Eğer akıllılığı, gücü ve imkanları azami etkinlikte kullanmak olarak tarif edersek, Bahçeli’yi muhakkak ki son iki yılın en akıllı siyasetçisi seçmek gerekir. 15 Temmuz sonrasında, AK Parti’nin devrilmeyeceği ve bürokrasinin Gülencilerden boşaltılacağı açık hale gelir gelmez, Bahçeli’nin Erdoğan’a cumhurbaşkanlığı sistemini teklif etmesi ‘yaratıcı’ bir hamleydi. Böylece Erdoğan yeni koalisyonun taşıyıcısı haline gelirken, MHP de yeniden devlet mekanizmasına büyük bir dalga halinde girmiş oldu. Cumhurbaşkanlığı sistemi Meclis’in ve hükümetin işlevini büyük ölçüde buduyor ve uygulamada iktidarı ‘başkan’ ile bürokrasi arasında paylaştırıyordu. Böylece Bahçeli hükümetin parçası olmadığı halde siyasi risklerini taşımadığı bir iktidarın doğrudan en büyük yararlanıcısı, ana ortağı olabilecekti.
***
Birçokları ‘bu kimin aklı’ diye sorsalar da, sonuçta şimdilik krediyi Bahçeli’ye vermemiz gerekiyor. Nitekim MHP lideri bir yıl önceki hamlesinin tesadüfi olmadığını bugünlerde bir kez daha kanıtladı. Bahçeli ne kendisinin ne de MHP’den bir başkasının cumhurbaşkanlığı seçiminde aday olmayacağın ve Erdoğan’ı destekleyeceklerini açıkladı. Üstelik bunu herhangi bir ittifak anlaşması yapılmadan söyledi. Diğer deyişle pazarlık yapmaktansa Erdoğan’ı manevi borç altında bırakmayı tercih etti. Bu da akıllıca, çünkü yüzde beşe inmiş bir partinin pazarlık gücü fazla olmamakla birlikte, yüzde elli gerektiren bir seçimde yapabileceği marjinal katkı çok hayati olacak ve Erdoğan’ın bu katkıya ihtiyacı var. Dolayısıyla Bahçeli pazarlıktaki ilk teklifi yapmamayı sağlamış oldu. Şimdi Erdoğan Bahçeli’nin cömertliğine karşı bir öneride bulunacak ve Bahçeli de asıl teklifini kapalı kapılar ardında yapma imkanı bulacak.

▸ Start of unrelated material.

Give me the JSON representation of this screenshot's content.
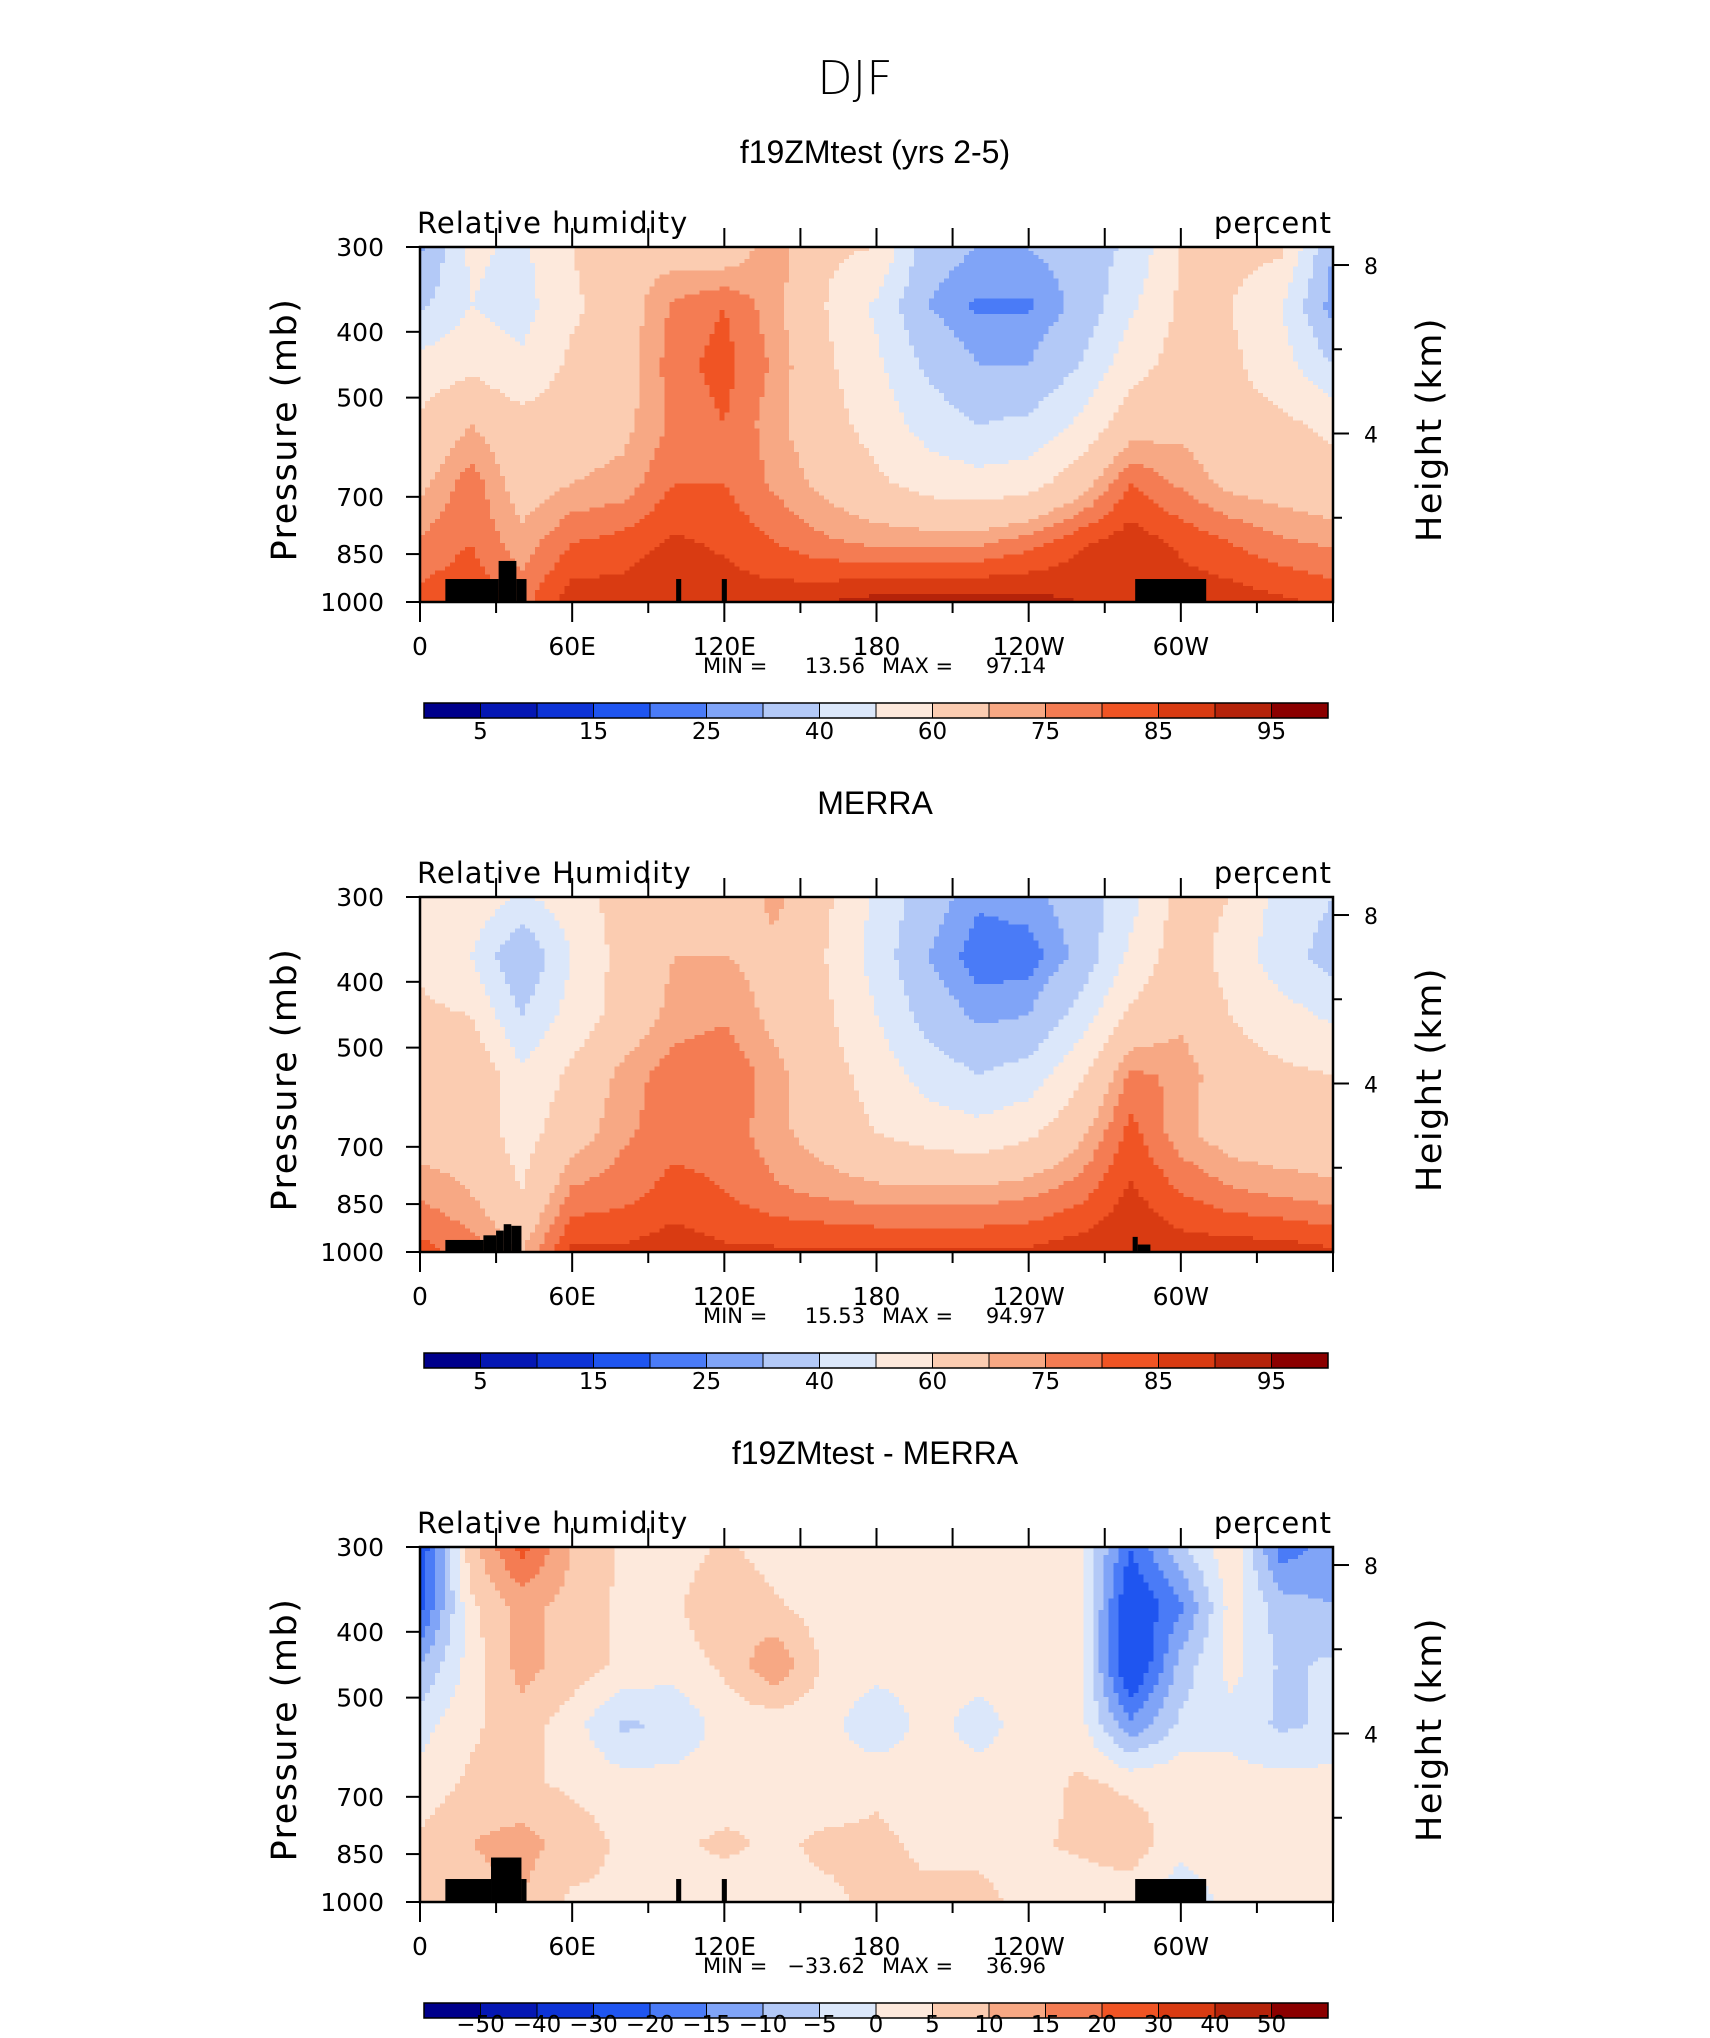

Tabii Bahçeli söz konusu cömertliği yaparken işi ideolojik olarak sağlama almayı da ihmal etmedi. Grup toplantısında terörden haçlı heveslerine, Kudüs’ten Kerkük’e, PKK’dan IŞİD ve Barzani’ye bir yelpaze çizerken, hepsini Arap Baharı ve Gezi olayları üzerinden 15 Temmuz’a bağladı. Sonunda ‘bu milletin’ hiçbir kumpasa boyun eğmeyeceğini söylerken de sözü Erdoğan’ın kendince muhtemel rakiplerine getirdi.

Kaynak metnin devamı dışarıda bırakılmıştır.